Claude Renoir, Looking Down (La Tête baissée) from Twelve Original Lithographs by Pierre-Auguste Renoir (Douze lithographies originales de Pierre-Auguste Renoir) is a lithograph created by Pierre-Auguste Renoir around 1904. This sheet is one component of the significant portfolio Douze lithographies originales de Pierre-Auguste Renoir (Twelve Original Lithographs by Pierre-Auguste Renoir). This late-career print demonstrates the artist’s continued mastery of graphic mediums despite the increasing health limitations he faced during the early 1900s.
The subject of the work is Claude Renoir (1901-1969), the youngest son of the renowned Impressionist painter. Often depicted by his father, Claude is captured here in a moment of quiet contemplation, his head bowed, his hair gently falling forward. Renoir utilizes the lithographic stone to achieve the soft, atmospheric rendering characteristic of his oil canvases. The line work is delicate yet confident, using rich blacks and subtle tonal variations to define the contour of the boy’s profile and the gentle curve of his neck, focusing the viewer’s attention entirely on the figure. This intimate portrait is exemplary of the domesticity and familial intimacy often found in the artist's works.

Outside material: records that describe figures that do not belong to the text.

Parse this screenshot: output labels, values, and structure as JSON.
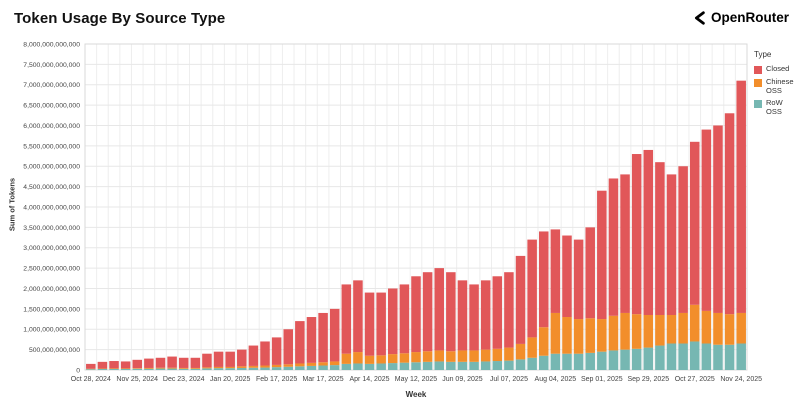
{
  "header": {
    "title": "Token Usage By Source Type",
    "brand": "OpenRouter"
  },
  "legend": {
    "title": "Type"
  },
  "chart_data": {
    "type": "bar",
    "stacked": true,
    "title": "Token Usage By Source Type",
    "xlabel": "Week",
    "ylabel": "Sum of Tokens",
    "ylim": [
      0,
      8000000000000
    ],
    "y_tick_step": 500000000000,
    "grid": true,
    "legend_position": "right",
    "values_unit": "billions_of_tokens",
    "y_max_billions": 8000,
    "y_tick_step_billions": 500,
    "y_tick_labels": [
      "0",
      "500,000,000,000",
      "1,000,000,000,000",
      "1,500,000,000,000",
      "2,000,000,000,000",
      "2,500,000,000,000",
      "3,000,000,000,000",
      "3,500,000,000,000",
      "4,000,000,000,000",
      "4,500,000,000,000",
      "5,000,000,000,000",
      "5,500,000,000,000",
      "6,000,000,000,000",
      "6,500,000,000,000",
      "7,000,000,000,000",
      "7,500,000,000,000",
      "8,000,000,000,000"
    ],
    "x_tick_every": 4,
    "x_tick_labels": [
      "Oct 28, 2024",
      "Nov 25, 2024",
      "Dec 23, 2024",
      "Jan 20, 2025",
      "Feb 17, 2025",
      "Mar 17, 2025",
      "Apr 14, 2025",
      "May 12, 2025",
      "Jun 09, 2025",
      "Jul 07, 2025",
      "Aug 04, 2025",
      "Sep 01, 2025",
      "Sep 29, 2025",
      "Oct 27, 2025",
      "Nov 24, 2025"
    ],
    "categories": [
      "Oct 28, 2024",
      "Nov 04, 2024",
      "Nov 11, 2024",
      "Nov 18, 2024",
      "Nov 25, 2024",
      "Dec 02, 2024",
      "Dec 09, 2024",
      "Dec 16, 2024",
      "Dec 23, 2024",
      "Dec 30, 2024",
      "Jan 06, 2025",
      "Jan 13, 2025",
      "Jan 20, 2025",
      "Jan 27, 2025",
      "Feb 03, 2025",
      "Feb 10, 2025",
      "Feb 17, 2025",
      "Feb 24, 2025",
      "Mar 03, 2025",
      "Mar 10, 2025",
      "Mar 17, 2025",
      "Mar 24, 2025",
      "Mar 31, 2025",
      "Apr 07, 2025",
      "Apr 14, 2025",
      "Apr 21, 2025",
      "Apr 28, 2025",
      "May 05, 2025",
      "May 12, 2025",
      "May 19, 2025",
      "May 26, 2025",
      "Jun 02, 2025",
      "Jun 09, 2025",
      "Jun 16, 2025",
      "Jun 23, 2025",
      "Jun 30, 2025",
      "Jul 07, 2025",
      "Jul 14, 2025",
      "Jul 21, 2025",
      "Jul 28, 2025",
      "Aug 04, 2025",
      "Aug 11, 2025",
      "Aug 18, 2025",
      "Aug 25, 2025",
      "Sep 01, 2025",
      "Sep 08, 2025",
      "Sep 15, 2025",
      "Sep 22, 2025",
      "Sep 29, 2025",
      "Oct 06, 2025",
      "Oct 13, 2025",
      "Oct 20, 2025",
      "Oct 27, 2025",
      "Nov 03, 2025",
      "Nov 10, 2025",
      "Nov 17, 2025",
      "Nov 24, 2025"
    ],
    "series": [
      {
        "name": "Closed",
        "color": "#e15759",
        "values": [
          120,
          165,
          180,
          170,
          205,
          230,
          245,
          275,
          250,
          250,
          335,
          375,
          375,
          410,
          500,
          590,
          675,
          860,
          1040,
          1125,
          1210,
          1290,
          1700,
          1760,
          1550,
          1540,
          1610,
          1690,
          1860,
          1940,
          2020,
          1940,
          1720,
          1620,
          1700,
          1780,
          1850,
          2160,
          2400,
          2350,
          2050,
          2000,
          1950,
          2230,
          3150,
          3370,
          3400,
          3930,
          4050,
          3750,
          3450,
          3600,
          4000,
          4450,
          4600,
          4930,
          5700
        ]
      },
      {
        "name": "Chinese OSS",
        "color": "#f28e2b",
        "values": [
          10,
          10,
          15,
          15,
          15,
          20,
          20,
          20,
          20,
          20,
          25,
          30,
          30,
          40,
          45,
          50,
          55,
          60,
          70,
          75,
          80,
          90,
          250,
          280,
          200,
          200,
          220,
          230,
          250,
          260,
          270,
          260,
          280,
          280,
          290,
          300,
          320,
          380,
          500,
          700,
          1000,
          900,
          850,
          850,
          800,
          850,
          900,
          850,
          800,
          750,
          700,
          750,
          900,
          800,
          780,
          750,
          750
        ]
      },
      {
        "name": "RoW OSS",
        "color": "#76b7b2",
        "values": [
          20,
          25,
          25,
          25,
          30,
          30,
          35,
          35,
          30,
          30,
          40,
          45,
          45,
          50,
          55,
          60,
          70,
          80,
          90,
          100,
          110,
          120,
          150,
          160,
          150,
          160,
          170,
          180,
          190,
          200,
          210,
          200,
          200,
          200,
          210,
          220,
          230,
          260,
          300,
          350,
          400,
          400,
          400,
          420,
          450,
          480,
          500,
          520,
          550,
          600,
          650,
          650,
          700,
          650,
          620,
          620,
          650
        ]
      }
    ]
  }
}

Though the original design for this sheet was executed circa 1904, the comprehensive portfolio containing the twelve prints was formally published posthumously in 1919, the year of the artist’s death. Compiled by the influential art dealer Ambroise Vollard, these late prints were instrumental in cementing Renoir’s legacy within the graphic arts community. The creation period of c. 1904 places this work firmly within Renoir's mature period, showcasing his distinctive ability to translate the painterly qualities of Impressionism into the medium of prints. As this important French masterwork eventually transitioned into the public domain, its significance as a representation of early 20th-century printmaking has only grown. This valuable example of Renoir's late output resides in the collection of the Museum of Modern Art (MoMA).